First of all, do they have free access to food, water and litter trays (or outside)? This means where they don’t have to run the gauntlet of dogs, other cats, noisy environment etc… If there are other cats in the house, are there enough resources that they are not competing? Can they have peace and quiet if they want it? Do they have all the social contact they need?

Once you are happy all these needs are being met, start to look at their enrichment. Do they get a chance to jump, climb, tunnel, chase, pounce? If not, start to look at cat toys, or ways of changing their environment to make it more engaging for a cat.

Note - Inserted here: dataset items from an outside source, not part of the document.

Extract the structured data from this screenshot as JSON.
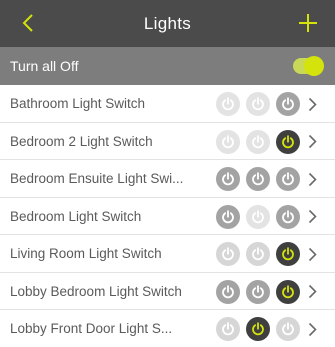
{
  "header": {
    "title": "Lights",
    "back_icon": "chevron-left-icon",
    "add_icon": "plus-icon",
    "accent": "#d3e30b",
    "background": "#4b4b4b"
  },
  "all_off": {
    "label": "Turn all Off",
    "toggle_on": true,
    "background": "#7d7d7d"
  },
  "power_icon": "power-icon",
  "state_colors": {
    "on": "#3f3f3f",
    "mid": "#a3a3a3",
    "dim": "#d6d6d6",
    "faint": "#e3e3e3",
    "active_glyph": "#d3e30b"
  },
  "switches": [
    {
      "name": "Bathroom Light Switch",
      "buttons": [
        "faint",
        "faint",
        "mid"
      ]
    },
    {
      "name": "Bedroom 2 Light Switch",
      "buttons": [
        "faint",
        "faint",
        "on"
      ]
    },
    {
      "name": "Bedroom Ensuite Light Swi...",
      "buttons": [
        "mid",
        "mid",
        "mid"
      ]
    },
    {
      "name": "Bedroom Light Switch",
      "buttons": [
        "mid",
        "faint",
        "mid"
      ]
    },
    {
      "name": "Living Room Light Switch",
      "buttons": [
        "dim",
        "dim",
        "on"
      ]
    },
    {
      "name": "Lobby Bedroom Light Switch",
      "buttons": [
        "mid",
        "mid",
        "on"
      ]
    },
    {
      "name": "Lobby Front Door Light S...",
      "buttons": [
        "dim",
        "on",
        "dim"
      ]
    }
  ]
}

Are they getting a chance to indulge in their natural hardwired behaviors? Many behavior problems in cats come for living a life of luxury but not being able to do the things cats need to be happy and content.

Prevent Access to Plastic

Once you have provided them with appropriate things they can gnaw and eat, remove items that they shouldn’t be eating. Put bags away when you come in or put things in cupboards. Try and put cables out of their reach. When you go out, shut the doors of rooms where you know you can’t put things away.

Redirect Their Attention

If you see them chewing on plastic, redirect their attention to their favorite cat toy to chase, pounce on and gnaw on.

Stimulate Them With Games

Using fun cat games that really get them thinking, will help get their attention away from the plastic. This could be a hunting game or a chasing game, which we know they love!

Don't just save these games for times when they might be thinking about gnawing some plastic. Make this part of your daily routine with your cat and they will be far less likely to indulge in inappropriate behaviors.

Teach Them Some New Tricks

Keep them stimulated by teaching them a new trick! It could be as simple as teaching them to come when you call them, or more advanced like "roll over." It will help to distract them from the plastic and give you both some bonding time.

Stimulate Your Cat

Similar to our previous points on stopping your cat from eating plastic, giving your cat stimulating games to play can deter them from chewing plastic. These can be cat-safe plastic toys, catnip toys or plushie toys.

Provide Scratch Posts

Giving your cat spaces to scratch to their heart’s desire can be a distraction from chewing plastic. Scratching is an important territory-marking behavior that helps cats communicate with each other, and it also helps keep their claws in tip-top condition.

Again, it’s important to visit your vet if you’re concerned about any aspect of your cat’s behavior.